Happy new year everyone!
On the day I heard the good news about my ERC grant, the head of our department was in the UK. Of course I was looking forward to inform her. Although it sounds strange in 2011, she doesn’t use a mobile phone. So I sent her an email. I checked my email later that evening, and also the next morning (my free Wednesday), but no response from her. Normally she checks email very regularly, regardless whether she is at work, at home, at a conference or whether it is a weekday, a weekend day or a holiday.
In the end, it turned out that she was at a conference without internet access (so not 2011). Wednesday afternoon she checked email in a Starbuck’s café. Of course she had tons of mails, so she sent an email to Natascha to ask whether there were urgent matters. Natascha responded that there was nothing urgent, but that obviously my ERC grant was very good news. So this is how she finally got the news and at 15:00 I got an email with her congratulations. She wrote “If I wasn’t drinking Starbucks coffee right now, I would order champagne”.

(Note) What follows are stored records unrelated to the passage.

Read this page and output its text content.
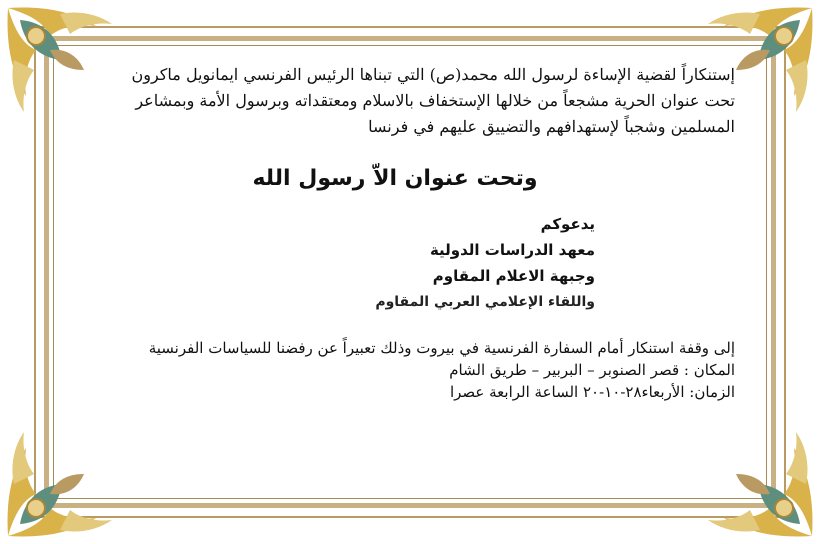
إستنكاراً لقضية الإساءة لرسول الله محمد(ص) التي تبناها الرئيس الفرنسي ايمانويل ماكرون

تحت عنوان الحرية مشجعاً من خلالها الإستخفاف بالاسلام ومعتقداته وبرسول الأمة وبمشاعر

المسلمين وشجباً لإستهدافهم والتضييق عليهم في فرنسا

وتحت عنوان الاّ رسول الله
يدعوكم
معهد الدراسات الدولية
وجبهة الاعلام المقاوم
واللقاء الإعلامي العربي المقاوم

إلى وقفة استنكار أمام السفارة الفرنسية في بيروت وذلك تعبيراً عن رفضنا للسياسات الفرنسية

المكان : قصر الصنوبر – البربير – طريق الشام

الزمان: الأربعاء٢٨-١٠-٢٠ الساعة الرابعة عصرا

Well, both coffee and champagne were very appropriate since my ERC proposal includes not only research to nicotine and cannabis but also caffeine and alcohol! Maybe I should have recommended a cigarette and a joint too...
The year 2011 has been a hectic year in many ways. For the blog on this website, I will restrict myself to science-related stuff. The biggest ‘science-event’ of 2011 (or maybe of my whole career) was getting my ERC starting grant.

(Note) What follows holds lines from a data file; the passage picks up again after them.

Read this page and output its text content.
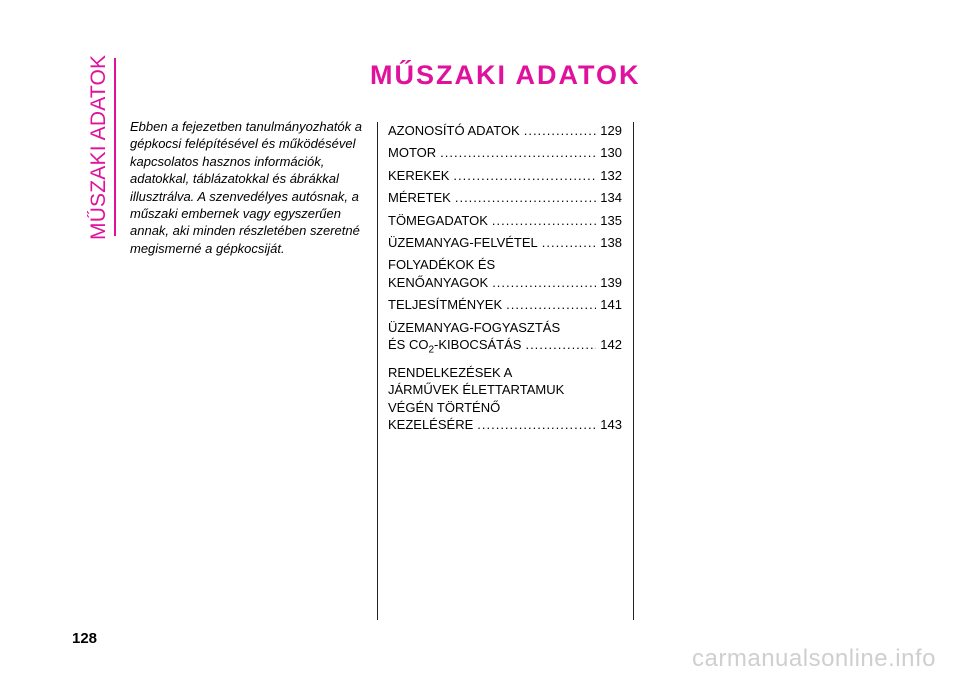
MŰSZAKI ADATOK	MŰSZAKI ADATOK

Ebben a fejezetben tanulmányozhatók a gépkocsi felépítésével és működésével kapcsolatos hasznos információk, adatokkal, táblázatokkal és ábrákkal illusztrálva. A szenvedélyes autósnak, a műszaki embernek vagy egyszerűen annak, aki minden részletében szeretné megismerné a gépkocsiját.

AZONOSÍTÓ ADATOK .....	129
MOTOR .....	130
KEREKEK .....	132
MÉRETEK .....	134
TÖMEGADATOK .....	135
ÜZEMANYAG-FELVÉTEL .....	138
FOLYADÉKOK ÉS
KENŐANYAGOK .....	139
TELJESÍTMÉNYEK .....	141
ÜZEMANYAG-FOGYASZTÁS
ÉS $CO_2$-KIBOCSÁTÁS .....	142
RENDELKEZÉSEK A
JÁRMŰVEK ÉLETTARTAMUK
VÉGÉN TÖRTÉNŐ
KEZELÉSÉRE .....	143
128
carmanualsonline.info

It was a long trajectory. First the writing-process, than the tough critics of the internal vu-committee. It almost discouraged me to submit the proposal. But luckily I did submit my proposal (November 2010) and the invitation to come to Brussels for an interview was promising. The interview itself was a very special and exciting experience although I was in and out the room within 20 minutes and I was not sure whether this was good or bad. And then on a Monday in July, one of the professors of my department, Eco, asked whether there was news about my ERC. He heard that someone else within our faculty had received positive news. From that moment on, I nervously checked my email every 5 minutes. It didn’t help. I had to wait till Tuesday 17:30 before the email came in with subject ‘ERC feedback to applicants’. The content of the email was not more than “I would like to inform you that a new communication has been added to your ERC-Feedback-to-Applicants-account”. And after I logged in three (!) new documents were added to my account. I first opened the Evaluation letter of the review panel. I quickly scanned the text until I read: “I am very pleased to inform you that the ERC review panels, composed of independent experts, have favorably reviewed your proposal” but then at the bottom of the letter was written: “At this stage this letter should in no way be considered as a commitment of financial support by the European Union”. The other letter was from the President of the European Research Council. This letter said: “I am very pleased to inform you that the Panel has recommended your proposal for funding at a sufficiently high position on the priority list, which is expected to allow actual funding. I offer you my warmest congratulations for this success.”
Slowly, I started to realize that maybe my proposal was granted. But I didn’t like the formulation ‘ít is expected to allow actual funding’. Why can’t they just write an email with the text: congratulations, your proposal is granted? Anyway, I was still a bit insecure so I printed all the documents and looked around for my colleagues. But almost all doors were closed and all colleagues were gone. Gladly, Eco was still at work. I dropped all the papers at his desk and said “I’m not sure but I think I have good news”. He looked at the papers for just a few seconds and confirmed that my proposal was granted! Hip hip hurray!